A note about this transcript: The Moth is true stories told live. We provide transcripts to make all of our stories keyword searchable and accessible to the hearing impaired, but highly recommend listening to the audio to hear the full breadth of the story. This transcript was computer-generated and subsequently corrected through The Moth StoryScribe.

Back to this story.

Pam Burrell - My Unlikely Brothers

 

I didn't know what I wanted to do after high school, but my mother did. [audience laughter] She decided that I was going to attend a prestigious college, study pre-med, and become a doctor. I didn't have the courage to tell her that I lacked the self-confidence to make life and death decisions for other people. I also lacked the courage to resist her plan. [audience laughter] But I did draw one non-negotiable line in the sand. If I had to go to college, it was going to be a traditional black college in a large city.

 

On my first day as a scholarship student at Whitman College in Walla Walla, Washington, [audience laughter] I discovered that I was the only black woman in entering class. [audience laughter] I also discovered that my dorm room had been reconfigured, so that my roommate and I wouldn't share a bedroom.
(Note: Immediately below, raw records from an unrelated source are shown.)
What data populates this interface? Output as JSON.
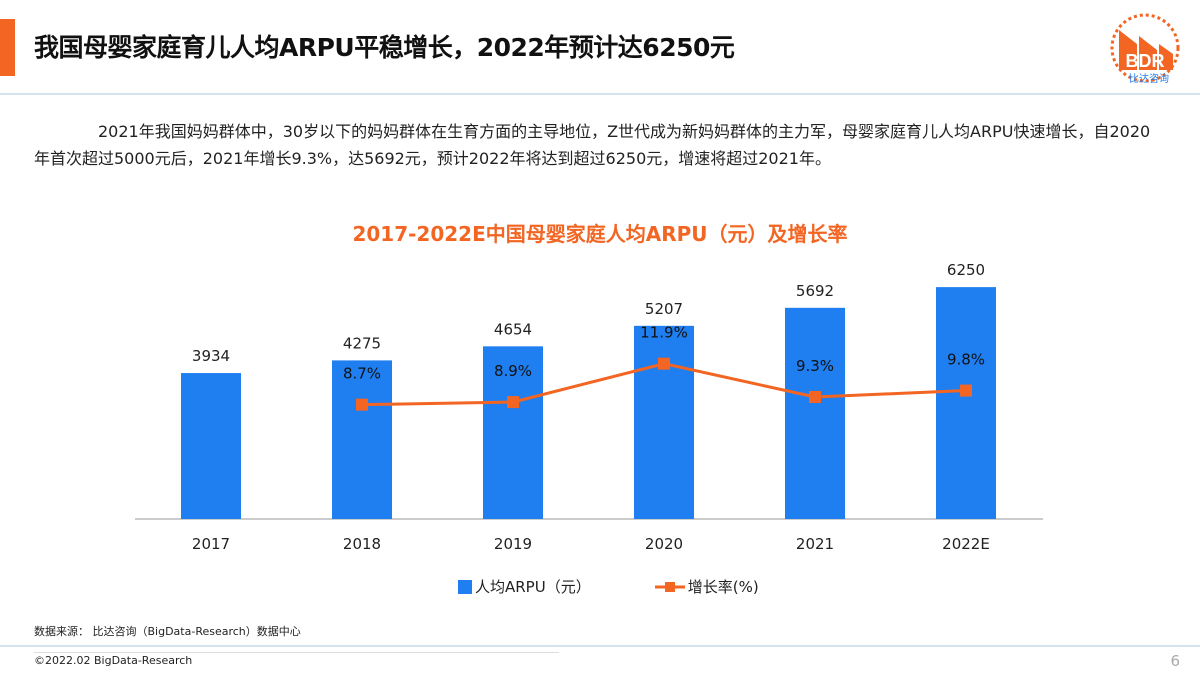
{
  "header": {
    "title": "我国母婴家庭育儿人均ARPU平稳增长，2022年预计达6250元",
    "logo_text": "BDR",
    "logo_subtext": "比达咨询"
  },
  "paragraph": "2021年我国妈妈群体中，30岁以下的妈妈群体在生育方面的主导地位，Z世代成为新妈妈群体的主力军，母婴家庭育儿人均ARPU快速增长，自2020年首次超过5000元后，2021年增长9.3%，达5692元，预计2022年将达到超过6250元，增速将超过2021年。",
  "chart_data": {
    "type": "bar+line",
    "title": "2017-2022E中国母婴家庭人均ARPU（元）及增长率",
    "categories": [
      "2017",
      "2018",
      "2019",
      "2020",
      "2021",
      "2022E"
    ],
    "series": [
      {
        "name": "人均ARPU（元）",
        "type": "bar",
        "color": "#1f7ff0",
        "values": [
          3934,
          4275,
          4654,
          5207,
          5692,
          6250
        ],
        "labels": [
          "3934",
          "4275",
          "4654",
          "5207",
          "5692",
          "6250"
        ]
      },
      {
        "name": "增长率(%)",
        "type": "line",
        "color": "#f26522",
        "values": [
          null,
          8.7,
          8.9,
          11.9,
          9.3,
          9.8
        ],
        "labels": [
          "",
          "8.7%",
          "8.9%",
          "11.9%",
          "9.3%",
          "9.8%"
        ]
      }
    ],
    "legend": "bottom",
    "grid": false
  },
  "footer": {
    "source": "数据来源：  比达咨询（BigData-Research）数据中心",
    "copyright": "©2022.02 BigData-Research",
    "page": "6"
  },
  "colors": {
    "accent": "#f26522",
    "bar": "#1f7ff0"
  }
}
I asked the residence manager, “Why ours was the only room that had been changed around?” And she said, "Well, we thought you'd feel more comfortable with that arrangement." So, from my very first day, I was made to feel that I was an outsider who needed to be treated differently from my peers. I didn't know how to navigate that situation, and I spent the next four years trying to break a code I didn't understand.

 

In my sophomore year, I volunteered with 11 other students at the Washington State Penitentiary, a maximum-security prison. The main goal of the program was to help soon-to-be-released prisoners adapt to life on the outside. I had found my people. I have never felt more at home or more appreciated than I did with those men. They had lost control of their destiny. They were anxious scared and confused, but they were determined to succeed. They had each other's backs and supported each other through addictions, and through helplessness, and rage. Talking to them was the highlight of my week for almost two years. 

 

I never missed a meeting. Then one night, I drove to our designated meeting place on campus, and no one was there. I immediately recognized what had happened. The Ohio Players, one of the biggest things to hit campus in years, were performing that night. I passed streams of concertgoers, as I drove the empty van to the prison. I was surprised by the intensity of my affection for these men. Looking back, I think I realized that they were where they were, because they had acted on their feelings, and I was where I was because I had not.

 

When I got to the prison, I decided to seat all of the men together in one group. As the 30 men settled in, one of the men said, "Where is everybody? I told them about the concert.” And another man said, "Don't you like the Ohio Players?" [audience chuckles] I said, "They're one of my favorite bands." And he said, "Then what you doing here, fool?" [audience chuckles] And we all laughed. I said, "Well, I'd rather be here. I love you, guys. I care about you, and I want to do everything I can to help you succeed." 

 

The room went deathly still, no one spoke. Finally, I asked the group what was wrong. One of the men began to cry and said, "In my whole life, no one has ever told me that they loved me or that they cared about me." Then, one by one, every man began to cry. After a while, one of the men pointed to the guard who was monitoring our group and said, "Look, even old baldy is crying." [audience laughter]

 

Eventually they went their way and I went mine. I don't know if that program helped those men, but I know it helped me. I still lack courage and self-confidence. But when I'm afraid or feeling challenged by the world, I think back to that special group of foster brothers of mine, and I tell myself, "Hey guys, we can get through this together." Thank you.